The quartet is comprised of two sets of best friends: Emile Panerio (vocals, guitar, synth), and Lincoln Lute (guitar, synth), and Marshall Hunt (bass and synth) and Gordon Taylor (drums), who all moved from Washington to New York around the same time. Though they all played in bands in Washington, they didn’t meet until they moved to the East coast. They were introduced by a friend who knew both duos were looking to start a band in their new home. A quick jam session revealed their compatibility and thus the band was formed.
Plastic Picnic write songs you could hear in a movie soundtrack, bridging the gap between listenability and meaning seamlessly.
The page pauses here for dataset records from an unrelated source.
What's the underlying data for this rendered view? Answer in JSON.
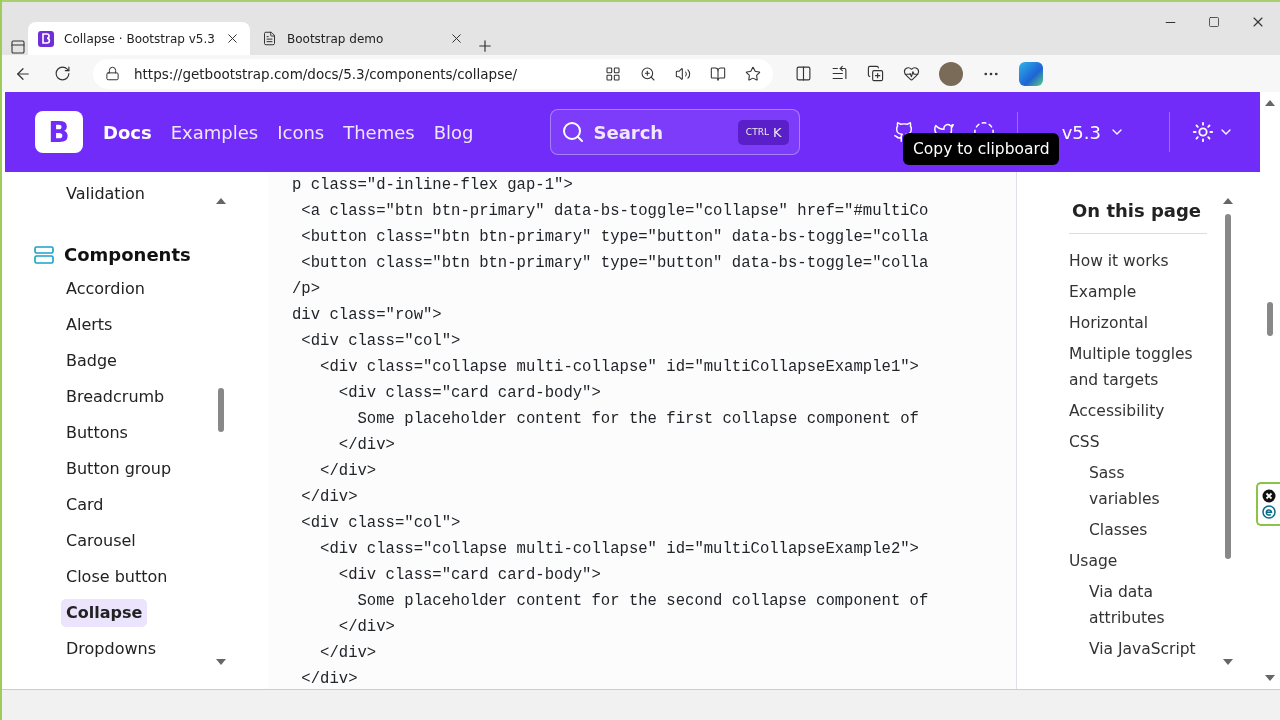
{
  "browser": {
    "tabs": [
      {
        "title": "Collapse · Bootstrap v5.3",
        "kind": "brand",
        "selected": true
      },
      {
        "title": "Bootstrap demo",
        "kind": "page",
        "selected": false
      }
    ],
    "url": "https://getbootstrap.com/docs/5.3/components/collapse/"
  },
  "navbar": {
    "logo": "B",
    "links": [
      {
        "label": "Docs",
        "selected": true
      },
      {
        "label": "Examples",
        "selected": false
      },
      {
        "label": "Icons",
        "selected": false
      },
      {
        "label": "Themes",
        "selected": false
      },
      {
        "label": "Blog",
        "selected": false
      }
    ],
    "search": {
      "placeholder": "Search",
      "shortcut_mod": "CTRL",
      "shortcut_key": "K"
    },
    "version": "v5.3",
    "tooltip": "Copy to clipboard"
  },
  "sidebar": {
    "above": "Validation",
    "section": {
      "title": "Components",
      "items": [
        {
          "label": "Accordion",
          "selected": false
        },
        {
          "label": "Alerts",
          "selected": false
        },
        {
          "label": "Badge",
          "selected": false
        },
        {
          "label": "Breadcrumb",
          "selected": false
        },
        {
          "label": "Buttons",
          "selected": false
        },
        {
          "label": "Button group",
          "selected": false
        },
        {
          "label": "Card",
          "selected": false
        },
        {
          "label": "Carousel",
          "selected": false
        },
        {
          "label": "Close button",
          "selected": false
        },
        {
          "label": "Collapse",
          "selected": true
        },
        {
          "label": "Dropdowns",
          "selected": false
        }
      ]
    }
  },
  "code": {
    "lines": [
      "p class=\"d-inline-flex gap-1\">",
      " <a class=\"btn btn-primary\" data-bs-toggle=\"collapse\" href=\"#multiCo",
      " <button class=\"btn btn-primary\" type=\"button\" data-bs-toggle=\"colla",
      " <button class=\"btn btn-primary\" type=\"button\" data-bs-toggle=\"colla",
      "/p>",
      "div class=\"row\">",
      " <div class=\"col\">",
      "   <div class=\"collapse multi-collapse\" id=\"multiCollapseExample1\">",
      "     <div class=\"card card-body\">",
      "       Some placeholder content for the first collapse component of",
      "     </div>",
      "   </div>",
      " </div>",
      " <div class=\"col\">",
      "   <div class=\"collapse multi-collapse\" id=\"multiCollapseExample2\">",
      "     <div class=\"card card-body\">",
      "       Some placeholder content for the second collapse component of",
      "     </div>",
      "   </div>",
      " </div>"
    ]
  },
  "toc": {
    "title": "On this page",
    "items": [
      {
        "label": "How it works"
      },
      {
        "label": "Example"
      },
      {
        "label": "Horizontal"
      },
      {
        "label": "Multiple toggles and targets"
      },
      {
        "label": "Accessibility"
      },
      {
        "label": "CSS",
        "children": [
          {
            "label": "Sass variables"
          },
          {
            "label": "Classes"
          }
        ]
      },
      {
        "label": "Usage",
        "children": [
          {
            "label": "Via data attributes"
          },
          {
            "label": "Via JavaScript"
          }
        ]
      }
    ]
  }
}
They like to describe their music as “sad songs you can dance to” and honestly, it works. They have a sort of modernized 80s nostalgia that they played up with a cover of the Police’s “Every Breath You Take” during their last SXSW run.
Their chemistry is evident onstage as is their love of music. Their shows are just a big dance party and sometimes they even invite their friends to join them onstage for their last song. Their entertainment factor doesn’t disappear when they get offstage though. Plastic Picnic had a surprising bout of internet notoriety during SXSW 2018 when a video of Simon of Balthazar, Lute’s alter-ego, doing tricks with a plastic sword Barton Springs went viral. It even made it to the front page of Reddit.
Since last year they have released two new singles, “Doubt” and “Well Wasted,” which both play up their dream-pop sound. The new songs prove that their self-titled EP wasn’t just a fluke, and that the band has the capability to continue releasing impressive material.
So come to Goatfest and stick around for Plastic Picnic’s set of sad songs you can dance to.